Diğer insanlar kıyıya kaçmış ancak hepsi sahillere ulaşamamış. Birçoğu, kurtarma beklemek zorunda kaldıkları deniz kenarındaki kayalıklara ulaşmış. Bir genç panik içinde uçurumdan atlamış ve denizde ölü bulunmuş.

Felaketten sağ çıkan Kostas Laganos, kaçışını BBC’ye şöyle anlattı: “Neyse ki deniz önümüzde uzanıyordu ve alevler bizi suya kadar takip ederken denize atladık. Suya dalamadan önce sırtımızdan yandık.”

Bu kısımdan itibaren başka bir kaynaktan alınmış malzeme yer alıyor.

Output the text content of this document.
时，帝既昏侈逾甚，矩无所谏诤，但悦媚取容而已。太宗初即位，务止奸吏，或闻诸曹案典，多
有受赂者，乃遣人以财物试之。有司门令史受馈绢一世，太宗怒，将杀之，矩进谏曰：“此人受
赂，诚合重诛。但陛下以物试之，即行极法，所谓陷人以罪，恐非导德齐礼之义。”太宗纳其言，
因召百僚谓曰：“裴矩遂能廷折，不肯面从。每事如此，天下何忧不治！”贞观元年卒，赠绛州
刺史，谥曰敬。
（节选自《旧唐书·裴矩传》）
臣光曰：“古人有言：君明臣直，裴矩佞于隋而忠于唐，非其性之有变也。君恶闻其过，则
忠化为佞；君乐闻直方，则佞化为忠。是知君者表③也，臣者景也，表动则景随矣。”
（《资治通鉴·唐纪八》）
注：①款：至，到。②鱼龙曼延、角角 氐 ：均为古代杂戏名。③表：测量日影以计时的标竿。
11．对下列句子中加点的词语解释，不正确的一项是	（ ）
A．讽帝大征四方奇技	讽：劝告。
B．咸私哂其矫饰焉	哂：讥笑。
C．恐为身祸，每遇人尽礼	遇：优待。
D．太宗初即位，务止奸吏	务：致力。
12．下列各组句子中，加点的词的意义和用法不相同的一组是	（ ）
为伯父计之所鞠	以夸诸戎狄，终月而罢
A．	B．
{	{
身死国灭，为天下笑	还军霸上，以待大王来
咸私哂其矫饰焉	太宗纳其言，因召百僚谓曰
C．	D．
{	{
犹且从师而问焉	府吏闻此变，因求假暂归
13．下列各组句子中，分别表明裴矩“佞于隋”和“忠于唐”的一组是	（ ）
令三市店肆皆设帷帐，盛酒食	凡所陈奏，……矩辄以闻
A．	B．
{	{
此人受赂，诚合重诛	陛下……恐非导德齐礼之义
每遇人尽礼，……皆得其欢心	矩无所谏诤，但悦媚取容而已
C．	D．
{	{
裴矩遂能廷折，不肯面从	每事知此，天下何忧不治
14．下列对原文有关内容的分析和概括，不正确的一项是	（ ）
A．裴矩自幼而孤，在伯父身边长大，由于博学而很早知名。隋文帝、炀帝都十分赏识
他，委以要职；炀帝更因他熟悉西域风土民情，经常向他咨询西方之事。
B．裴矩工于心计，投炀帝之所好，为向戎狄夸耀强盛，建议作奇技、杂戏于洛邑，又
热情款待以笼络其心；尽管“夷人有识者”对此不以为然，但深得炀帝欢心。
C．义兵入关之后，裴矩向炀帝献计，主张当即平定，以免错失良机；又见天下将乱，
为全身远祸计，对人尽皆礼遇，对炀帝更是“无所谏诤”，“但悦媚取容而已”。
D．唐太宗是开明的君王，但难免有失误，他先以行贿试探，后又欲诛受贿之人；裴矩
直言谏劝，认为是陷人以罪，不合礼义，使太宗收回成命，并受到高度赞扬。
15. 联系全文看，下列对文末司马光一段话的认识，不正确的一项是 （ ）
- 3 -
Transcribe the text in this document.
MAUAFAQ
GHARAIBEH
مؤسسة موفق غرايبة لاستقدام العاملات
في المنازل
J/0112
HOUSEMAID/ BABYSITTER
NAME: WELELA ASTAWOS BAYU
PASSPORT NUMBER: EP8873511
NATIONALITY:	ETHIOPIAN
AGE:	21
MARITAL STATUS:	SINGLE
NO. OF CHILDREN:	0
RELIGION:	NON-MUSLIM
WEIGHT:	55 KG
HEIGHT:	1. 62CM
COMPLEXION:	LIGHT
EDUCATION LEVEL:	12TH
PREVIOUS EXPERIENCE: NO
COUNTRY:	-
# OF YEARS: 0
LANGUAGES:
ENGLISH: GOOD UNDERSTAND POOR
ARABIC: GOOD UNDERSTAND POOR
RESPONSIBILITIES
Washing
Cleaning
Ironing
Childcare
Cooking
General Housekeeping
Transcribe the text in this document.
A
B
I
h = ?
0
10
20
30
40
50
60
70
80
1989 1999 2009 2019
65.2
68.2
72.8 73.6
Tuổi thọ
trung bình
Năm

700’ü aşkın insan, sahillerden balıkçı tekneleri ve gemiler ile kurtarıldı. Medya, kalın, yoğun dumanla çevrilmiş suda güçlükle ilerleyen ya da arka planda, güneşin üzerine karanlık bir örtü örten ve Atina’dan bile görülebilen duman bulutlarıyla, tahta sandalyelerde bekleyen çocukları, yaşlıları, erkekleri ve kadınları gösteriyordu.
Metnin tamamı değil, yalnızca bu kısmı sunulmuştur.